Ao
contrário de Amour, de Michael Haneke, que parece ter-nos roubado a capacidade
de transformar em palavras o que sentíamos pelo esmagamento da intensidade
afectiva a que somos sujeitos, Jagten (A Caça) de Thomas Vinterberg (Dogma 95),
obriga-nos a procurar palavras para verbalizar o insuportável desconforto de
nos vermos espelhados na escuridão da alma humana. Não querendo entrar em
grandes comparações, digo apenas que a Palma de Ouro ficaria MUITO melhor
entregue ao filme de Vinterberg, que teve em Mads Mikkelsen o prémio de melhor
actor.
Não me vou perder em
elogios aos brilhantes actores que contracenam com o magistral Mikkelsen.
Somente dizer que Annika
Wedderkopp (Klara-criança) com o seu olhar doce e perdido faz-nos sentir que a
sua fragilidade e desamparo só pode ser real.
Apesar
da liberdade de cada um pensar que o filme trata desta ou daquela questão
(também vou exercer a minha), o tema principal do filme, como o próprio
Vinterberg referiu numa entrevista, não é a pedofilia, como seria fácil supor.

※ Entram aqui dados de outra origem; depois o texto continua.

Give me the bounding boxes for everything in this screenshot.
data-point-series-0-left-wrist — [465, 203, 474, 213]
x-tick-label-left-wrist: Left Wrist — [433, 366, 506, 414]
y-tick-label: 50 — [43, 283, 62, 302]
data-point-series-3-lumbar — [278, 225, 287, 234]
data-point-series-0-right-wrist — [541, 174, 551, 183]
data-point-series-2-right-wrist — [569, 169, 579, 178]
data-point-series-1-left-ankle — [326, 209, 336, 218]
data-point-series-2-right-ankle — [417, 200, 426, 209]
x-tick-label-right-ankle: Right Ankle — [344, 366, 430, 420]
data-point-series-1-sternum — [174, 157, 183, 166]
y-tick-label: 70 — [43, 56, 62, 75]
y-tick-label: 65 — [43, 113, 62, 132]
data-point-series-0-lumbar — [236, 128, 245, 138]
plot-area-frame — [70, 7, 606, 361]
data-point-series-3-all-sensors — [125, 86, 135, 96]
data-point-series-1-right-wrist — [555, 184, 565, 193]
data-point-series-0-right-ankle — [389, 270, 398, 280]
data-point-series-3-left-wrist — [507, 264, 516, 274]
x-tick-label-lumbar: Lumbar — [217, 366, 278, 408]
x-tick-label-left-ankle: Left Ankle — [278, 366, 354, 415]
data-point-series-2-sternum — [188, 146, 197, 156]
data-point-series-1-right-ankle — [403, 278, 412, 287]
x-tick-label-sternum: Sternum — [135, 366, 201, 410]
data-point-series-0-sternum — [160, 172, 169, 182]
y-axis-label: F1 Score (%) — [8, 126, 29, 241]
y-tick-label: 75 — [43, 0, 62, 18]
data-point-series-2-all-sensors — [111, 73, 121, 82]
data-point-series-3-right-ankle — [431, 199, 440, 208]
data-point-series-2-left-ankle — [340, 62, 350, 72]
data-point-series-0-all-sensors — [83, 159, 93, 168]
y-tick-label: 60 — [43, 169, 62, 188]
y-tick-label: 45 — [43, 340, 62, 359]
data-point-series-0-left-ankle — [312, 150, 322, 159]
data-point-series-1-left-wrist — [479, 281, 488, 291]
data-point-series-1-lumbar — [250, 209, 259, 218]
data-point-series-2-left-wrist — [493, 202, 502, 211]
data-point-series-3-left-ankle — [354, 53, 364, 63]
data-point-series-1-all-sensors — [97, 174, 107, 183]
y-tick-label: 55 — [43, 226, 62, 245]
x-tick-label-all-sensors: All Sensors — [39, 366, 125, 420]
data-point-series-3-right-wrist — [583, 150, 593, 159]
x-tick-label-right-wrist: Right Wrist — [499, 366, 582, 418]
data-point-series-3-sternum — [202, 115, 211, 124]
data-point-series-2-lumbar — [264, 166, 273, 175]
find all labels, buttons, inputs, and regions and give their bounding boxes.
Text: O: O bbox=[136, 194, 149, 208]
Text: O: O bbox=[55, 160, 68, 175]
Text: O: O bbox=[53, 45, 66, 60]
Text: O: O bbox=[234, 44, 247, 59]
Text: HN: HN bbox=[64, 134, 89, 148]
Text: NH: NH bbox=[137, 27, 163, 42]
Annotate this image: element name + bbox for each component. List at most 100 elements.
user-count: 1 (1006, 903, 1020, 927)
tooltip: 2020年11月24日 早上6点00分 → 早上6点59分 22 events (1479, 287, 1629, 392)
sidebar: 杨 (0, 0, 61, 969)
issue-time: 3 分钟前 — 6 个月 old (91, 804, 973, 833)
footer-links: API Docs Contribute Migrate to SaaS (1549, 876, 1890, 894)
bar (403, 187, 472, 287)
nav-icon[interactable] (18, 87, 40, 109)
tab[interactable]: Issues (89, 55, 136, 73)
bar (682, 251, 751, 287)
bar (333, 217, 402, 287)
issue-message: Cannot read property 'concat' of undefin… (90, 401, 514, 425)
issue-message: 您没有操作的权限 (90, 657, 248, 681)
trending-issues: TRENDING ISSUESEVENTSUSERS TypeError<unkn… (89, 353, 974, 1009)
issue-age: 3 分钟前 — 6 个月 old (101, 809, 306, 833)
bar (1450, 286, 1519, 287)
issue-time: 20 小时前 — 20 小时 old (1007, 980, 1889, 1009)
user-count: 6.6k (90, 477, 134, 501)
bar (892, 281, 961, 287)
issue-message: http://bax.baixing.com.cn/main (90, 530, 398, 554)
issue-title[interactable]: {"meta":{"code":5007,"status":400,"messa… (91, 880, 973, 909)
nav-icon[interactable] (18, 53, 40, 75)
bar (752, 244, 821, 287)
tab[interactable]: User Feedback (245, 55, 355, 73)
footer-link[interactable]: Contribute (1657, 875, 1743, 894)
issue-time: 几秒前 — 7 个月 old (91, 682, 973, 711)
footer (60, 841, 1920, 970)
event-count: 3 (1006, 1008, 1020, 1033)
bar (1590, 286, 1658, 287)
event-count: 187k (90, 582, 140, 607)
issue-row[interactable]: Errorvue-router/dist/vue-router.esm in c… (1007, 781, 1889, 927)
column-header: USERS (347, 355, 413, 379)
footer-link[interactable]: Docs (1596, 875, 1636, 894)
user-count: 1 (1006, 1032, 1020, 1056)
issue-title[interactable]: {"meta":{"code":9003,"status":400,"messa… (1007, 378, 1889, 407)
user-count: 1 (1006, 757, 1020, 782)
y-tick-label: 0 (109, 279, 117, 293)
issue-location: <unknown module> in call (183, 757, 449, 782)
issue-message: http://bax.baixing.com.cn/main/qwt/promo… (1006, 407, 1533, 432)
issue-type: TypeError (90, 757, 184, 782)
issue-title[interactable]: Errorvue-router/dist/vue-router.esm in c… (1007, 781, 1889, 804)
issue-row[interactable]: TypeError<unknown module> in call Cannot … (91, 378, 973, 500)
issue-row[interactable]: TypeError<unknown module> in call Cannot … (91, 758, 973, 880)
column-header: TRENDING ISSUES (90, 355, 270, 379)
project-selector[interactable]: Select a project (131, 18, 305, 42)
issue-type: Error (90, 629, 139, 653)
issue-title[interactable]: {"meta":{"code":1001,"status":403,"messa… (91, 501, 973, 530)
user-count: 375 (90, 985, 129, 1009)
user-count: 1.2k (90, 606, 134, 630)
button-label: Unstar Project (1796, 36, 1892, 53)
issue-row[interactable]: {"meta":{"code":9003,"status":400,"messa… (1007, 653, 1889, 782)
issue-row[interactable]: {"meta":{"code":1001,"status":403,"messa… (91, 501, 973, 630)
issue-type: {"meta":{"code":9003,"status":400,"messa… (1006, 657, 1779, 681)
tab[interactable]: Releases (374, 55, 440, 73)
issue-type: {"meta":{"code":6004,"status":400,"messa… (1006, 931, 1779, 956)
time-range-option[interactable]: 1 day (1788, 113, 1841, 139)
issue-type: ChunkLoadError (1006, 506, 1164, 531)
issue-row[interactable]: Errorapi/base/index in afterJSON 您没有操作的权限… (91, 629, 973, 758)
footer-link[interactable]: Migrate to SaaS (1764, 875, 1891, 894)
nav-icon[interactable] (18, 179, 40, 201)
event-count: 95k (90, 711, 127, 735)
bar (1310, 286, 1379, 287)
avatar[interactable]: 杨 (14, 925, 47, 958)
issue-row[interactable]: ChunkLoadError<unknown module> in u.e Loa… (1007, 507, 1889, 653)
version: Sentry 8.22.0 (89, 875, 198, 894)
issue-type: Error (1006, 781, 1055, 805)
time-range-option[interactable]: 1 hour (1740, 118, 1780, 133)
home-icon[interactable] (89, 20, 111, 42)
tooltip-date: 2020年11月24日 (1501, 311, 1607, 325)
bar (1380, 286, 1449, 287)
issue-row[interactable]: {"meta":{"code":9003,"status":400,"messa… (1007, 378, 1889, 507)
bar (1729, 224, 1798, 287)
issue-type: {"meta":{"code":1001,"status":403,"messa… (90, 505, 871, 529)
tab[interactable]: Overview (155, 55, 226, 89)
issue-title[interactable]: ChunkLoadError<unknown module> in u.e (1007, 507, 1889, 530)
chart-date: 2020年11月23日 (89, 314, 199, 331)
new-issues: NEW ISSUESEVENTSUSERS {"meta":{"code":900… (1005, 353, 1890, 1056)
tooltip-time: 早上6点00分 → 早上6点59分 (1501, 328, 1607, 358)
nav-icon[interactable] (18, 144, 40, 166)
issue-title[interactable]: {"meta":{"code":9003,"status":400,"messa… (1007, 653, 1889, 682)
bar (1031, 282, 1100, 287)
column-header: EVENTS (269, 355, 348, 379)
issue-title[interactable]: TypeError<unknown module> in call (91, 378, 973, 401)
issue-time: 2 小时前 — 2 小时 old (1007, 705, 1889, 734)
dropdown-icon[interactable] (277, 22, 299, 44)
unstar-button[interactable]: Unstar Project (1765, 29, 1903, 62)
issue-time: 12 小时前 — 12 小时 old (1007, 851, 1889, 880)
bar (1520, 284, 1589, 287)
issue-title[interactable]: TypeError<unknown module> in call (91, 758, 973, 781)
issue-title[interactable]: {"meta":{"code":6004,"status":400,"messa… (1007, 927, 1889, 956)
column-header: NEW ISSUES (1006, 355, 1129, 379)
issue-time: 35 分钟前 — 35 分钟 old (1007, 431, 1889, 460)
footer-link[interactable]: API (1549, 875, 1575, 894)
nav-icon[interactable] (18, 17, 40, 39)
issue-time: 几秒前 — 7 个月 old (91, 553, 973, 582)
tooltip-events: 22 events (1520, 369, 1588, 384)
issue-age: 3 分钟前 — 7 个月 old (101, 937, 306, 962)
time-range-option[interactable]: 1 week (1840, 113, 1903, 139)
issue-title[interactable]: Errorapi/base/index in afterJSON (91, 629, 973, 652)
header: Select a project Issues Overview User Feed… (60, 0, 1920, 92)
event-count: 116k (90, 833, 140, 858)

Segundo o realizador a ideia para o filme foi-lhe apresentada por um psicólogo,
e nela estavam as fantasias de abuso sexual criadas pelas crianças. Uma década
depois, quando procurou fazer terapia, Vinterberg decidiu ligar ao mesmo
psicólogo dizendo-lhe: “Para ser educado, decidi ler aquele material e fiquei
chocado” com o elevado número de falsas acusações de pedofilia.
Para
os que estão familiarizados com a Psicanálise o tema das fantasias de abuso
sexual não são novas. Freud, nos seus trabalhos iniciais, desenvolveu a “Teoria
da Sedução” onde, com base nas descrições dos seus pacientes e da sua
auto-análise terá considerado que as crianças teriam sido sujeitas a seduções
de cariz sexual por parte dos adultos, principalmente familiares. Perante
alguns factos Freud viu-se forçado a abandonar as suas formulações acerca da
cena de sedução e a substituir a crença na realidade desta cena pela suposição
de que a sedução seria uma construção, em termos de fantasia, do próprio
sujeito. Assim, a cena de sedução não possui correspondência na realidade
externa – apesar de recorrer a alguns indícios dessa realidade – mas, trata-se
de uma construção, uma “realidade psíquica”. Em 1897 numa carta a Fliess, Freud
expressou a sua insatisfação com a teoria da sedução, afirmando ter deixado de
acreditar na “neurótica”. (Para os interessados no tema, é importante referir
que há nesta questão muitas nuances, que permitem várias leituras sobre o
abandono da teoria de sedução).
Agora
o filme
A
Caça é um filme absolutamente claustrofóbico onde o espaço e o tempo (bomba
relógio) se encolhem de forma pautada até ao intolerável. Como num terrível
pesadelo, queremos gritar mas da nossa boca não sai nenhum som, ninguém nos
pode ouvir, ou melhor, ninguém nos quer ouvir. Queremos fugir mas não podemos.
Estamos destinados, como Lucas, a viver sem esbracejar. Estamos a ver tudo,
sabemos tudo, e sofremos porque nós somos Lucas. Presos num magnetismo
inexplicável assistimos colados na cadeira, com suores frios à mistura, a um
filme pungente, devastador.
Este
é um filme sobre o ser humano, um objecto de estudo, onde da pureza, da
inocência e do horror na infância se passa para tormentos da adolescência e se
termina numa despedaçada vida adulta. Todos estes tempos se cruzam e são
interpretados por personagens diferentes. Vinterberg põe a nu a agressividade existente
em todos nós e a forma fácil dela se fazer presente. Espicaçado na capacidade
destruidora, o grupo (caçadores) encontra na presa (caça - Lucas) a satisfação
do instinto destrutivo. Dirigido com uma crueza arrepiante, Vinterberg, põe a
nu os aspectos sombrios da alma humana, seja criança, adolescente ou adulto.
Sendo, neste caso, uma criança (as crianças gozam de um olhar particularmente
distorcido por parte dos adultos), o sentimento é ainda mais aterrador.
Este filme deveria passar em todas as faculdades de Psicologia. Não faria mal nenhum a magistrados, e a todas a áreas do saber ligadas a esta problemática.